Les récits de nos pieux prédécesseurs concernant ce sujet sont disponibles dans le tybian (chapitre 6 section 9) que je vous recommande fortement de lire, ce livre est une véritable perle.
- Le Quran viendra intercéder pour son compagnon le jour de la résurrection (c’est-à-dire celui qui le lisait)
Abû Umâmah (qu’Allah l’agrée) relate : « J’ai entendu le Messager d’Allah (ﷺ) dire : « Lisez le Coran ! En effet, le Jour de la Résurrection, il viendra intercéder pour ses compagnons. Lisez (« Az-Zahrawayn ») les deux lumineuses, sourate : « La vache » et sourate : « La famille de ‘Imrân ». En effet, le Jour de la Résurrection, elles viendront sous la forme de deux nuages, ou de deux ombres, ou comme deux rangs d’oiseaux étendant leurs ailes pour leurs détenteurs. Lisez la sourate : « La vache » car sa mémorisation est une bénédiction et son délaissement est une consternation. En outre, les sorciers [et leur sorcellerie] n’ont aucune emprise sur elle [car elle les réduit à l’impuissance]. » »
(Authentique, Rapporté par Mouslim)
Le prophète (ﷺ) nous exhorte à lire le Quran puis se « limite » à sourate Al-Baqara et sourate Al-Imran et finit par sourate Al-Baqara. Ce qu’il faut comprendre c’est que cela constitue 3 degrés différents :
- celui qui peut lire le Quran a plus de mérite que ceux qui ne liront que Al-Baqara et Al-Imran
- et que ceux qui ne liront que Al-Baqara
Mais dans tous ces cas, cela leur sera bénéfique. Cela montre que tout est facilité dans notre religion, il y a une solution pour chacun et chacun est récompensé selon la grandeur de son acte.
Il (ﷺ) finit en disant que sourate Al-Baqara est une protection contre la sorcellerie. Pour l’anecdote : notre Cheikh avait pour habitude de se faire appeler pour des roqias et il venait avec certitude pour réciter sourate Al-Baqara et repartait ensuite. On voit là l’exemple d’une croyance forte en ce qui nous a été révélé et c’est ce vers quoi chaque croyant doit se diriger pour atteindre la foi sincère et véritable pour satisfaire notre Seigneur. Qu’Allah nous donne la compréhension.

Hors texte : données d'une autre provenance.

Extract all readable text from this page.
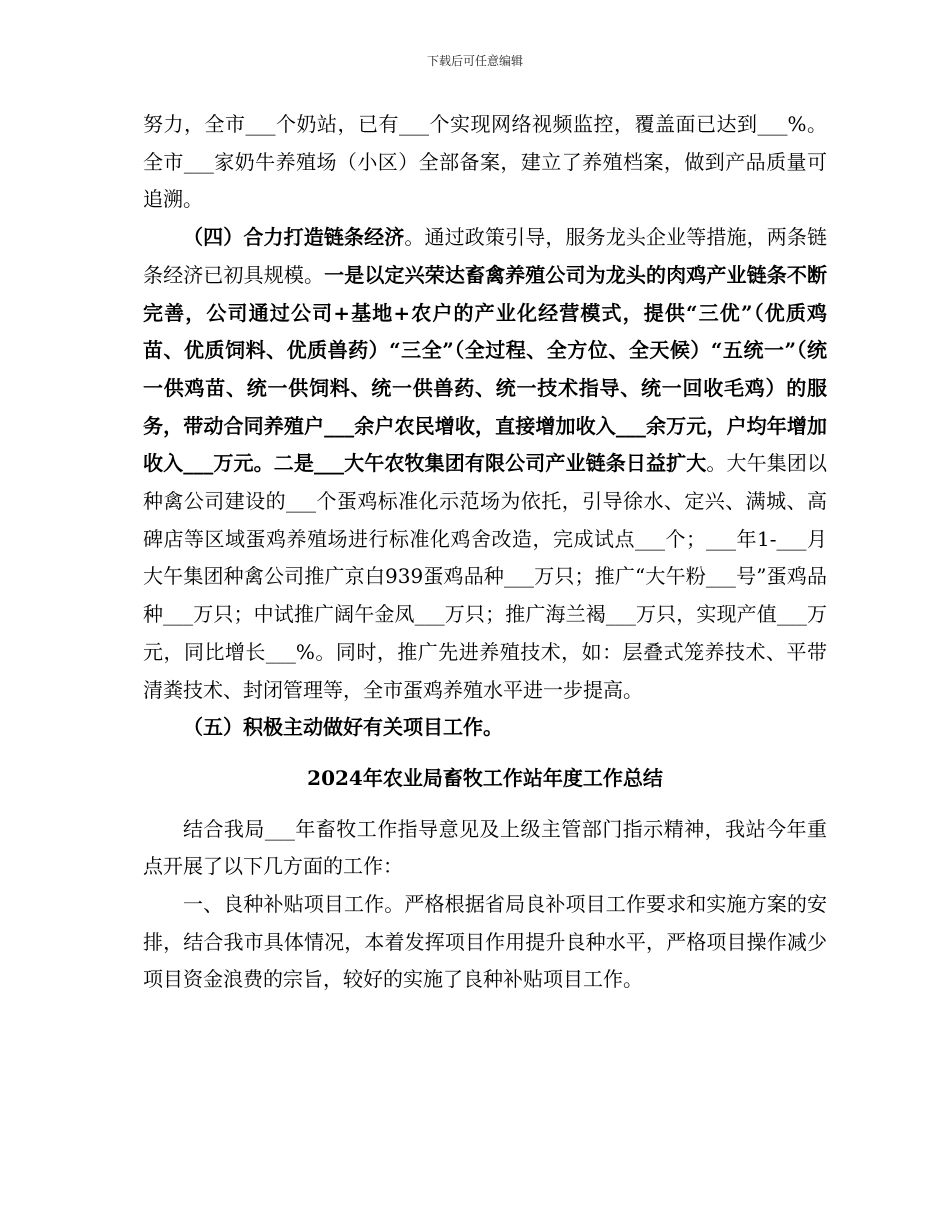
下载后可任意编辑

努力，全市___个奶站，已有___个实现网络视频监控，覆盖面已达到___%。全市___家奶牛养殖场（小区）全部备案，建立了养殖档案，做到产品质量可追溯。

（四）合力打造链条经济。通过政策引导，服务龙头企业等措施，两条链条经济已初具规模。一是以定兴荣达畜禽养殖公司为龙头的肉鸡产业链条不断完善，公司通过公司+基地+农户的产业化经营模式，提供“三优”（优质鸡苗、优质饲料、优质兽药）“三全”（全过程、全方位、全天候）“五统一”（统一供鸡苗、统一供饲料、统一供兽药、统一技术指导、统一回收毛鸡）的服务，带动合同养殖户___余户农民增收，直接增加收入___余万元，户均年增加收入___万元。二是___大午农牧集团有限公司产业链条日益扩大。大午集团以种禽公司建设的___个蛋鸡标准化示范场为依托，引导徐水、定兴、满城、高碑店等区域蛋鸡养殖场进行标准化鸡舍改造，完成试点___个；___年1-___月大午集团种禽公司推广京白939蛋鸡品种___万只；推广“大午粉___号”蛋鸡品种___万只；中试推广阔午金凤___万只；推广海兰褐___万只，实现产值___万元，同比增长___%。同时，推广先进养殖技术，如：层叠式笼养技术、平带清粪技术、封闭管理等，全市蛋鸡养殖水平进一步提高。

（五）积极主动做好有关项目工作。

2024年农业局畜牧工作站年度工作总结

结合我局___年畜牧工作指导意见及上级主管部门指示精神，我站今年重点开展了以下几方面的工作：

一、良种补贴项目工作。严格根据省局良补项目工作要求和实施方案的安排，结合我市具体情况，本着发挥项目作用提升良种水平，严格项目操作减少项目资金浪费的宗旨，较好的实施了良种补贴项目工作。
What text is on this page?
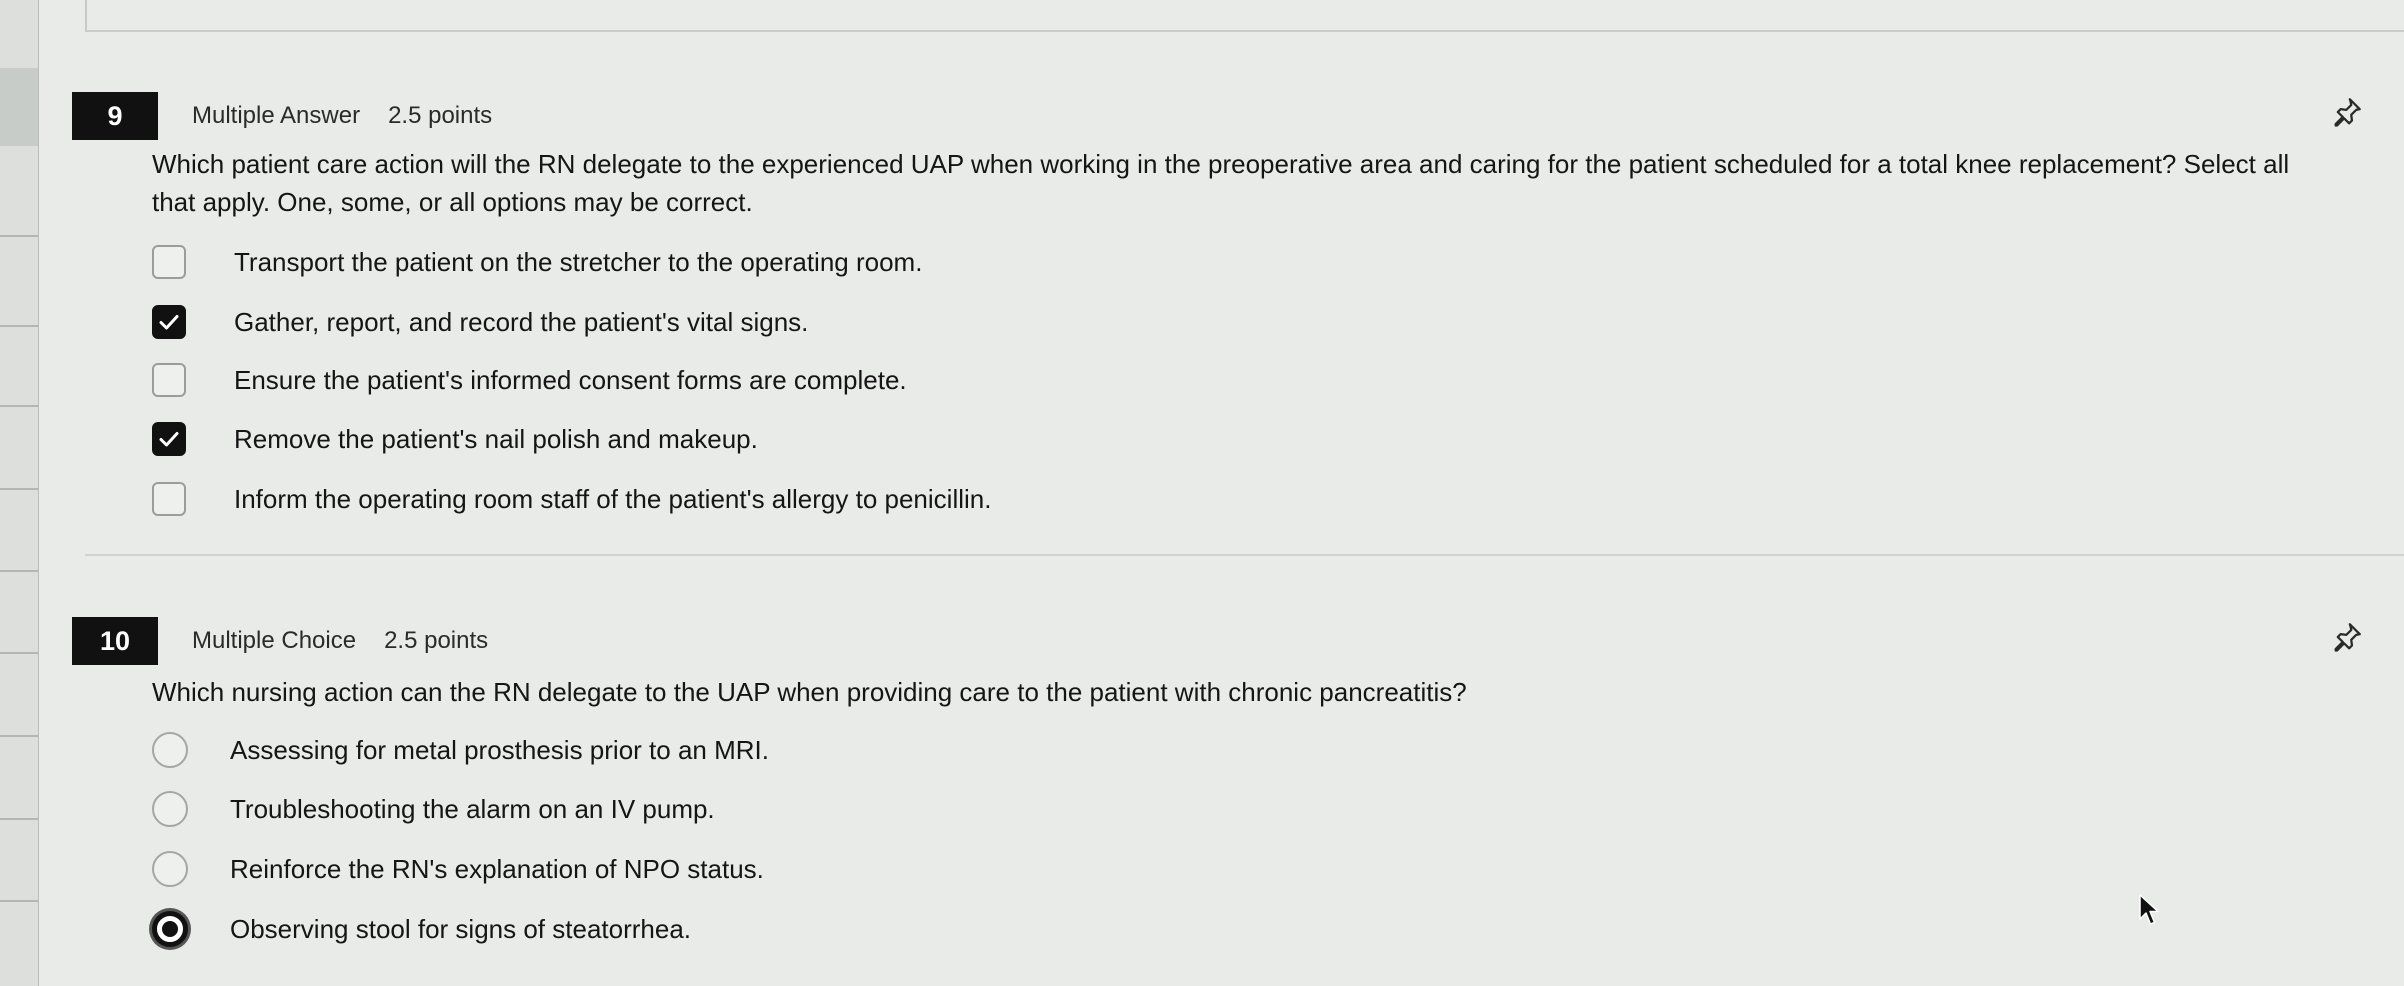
9	Multiple Answer 2.5 points
Which patient care action will the RN delegate to the experienced UAP when working in the preoperative area and caring for the patient scheduled for a total knee replacement? Select all that apply. One, some, or all options may be correct.
Transport the patient on the stretcher to the operating room.
Gather, report, and record the patient's vital signs.
Ensure the patient's informed consent forms are complete.
Remove the patient's nail polish and makeup.
Inform the operating room staff of the patient's allergy to penicillin.
10	Multiple Choice 2.5 points
Which nursing action can the RN delegate to the UAP when providing care to the patient with chronic pancreatitis?
Assessing for metal prosthesis prior to an MRI.
Troubleshooting the alarm on an IV pump.
Reinforce the RN's explanation of NPO status.
Observing stool for signs of steatorrhea.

Tout cela émane de la lecture du Quran, mais qu’en est-il de son apprentissage qui est le sujet principal de cet article ?
- Apprendre le Quran élève le rang au paradis selon ce que l’on a appris.
En effet, d’après Abou Said Al Khoudri (qu’Allah l’agrée), le Prophète (ﷺ) a dit :
« Il sera dit au lecteur du Coran lorsqu’il rentrera au paradis : Lis et monte. Il va monter d’un degré à chaque verset jusqu’à ce qu’il lise la dernière chose qu’il connaît ».
(Rapporté par Ibn Maja et authentifié par Cheikh Albani dans sa correction de Sounan Ibn Maja)
On voit là que le Quran est un bienfait qui dépasse notre vie ici-bas, il sera par la permission d’Allah une récompense pour nous au paradis.
- Il y a également une récompense grandiose qui attend les parents de la personne qui aura mémorisé le Quran.
D’après Bourayda le Messager d’Allah (ﷺ) a dit :
« Quiconque a mémorisé et appris et appliqué le Coran permettra à ses père et mère au jour de la Résurrection de recevoir une couronne de lumière aussi radieuse que le soleil et ils seront dotés (en plus) de deux habits plus précieux que ce bas monde et ils diront : Pourquoi avons-nous été gratifiés de ces habits ? – Et l’on dira : C’est grâce à l’apprentissage du Coran par votre enfant.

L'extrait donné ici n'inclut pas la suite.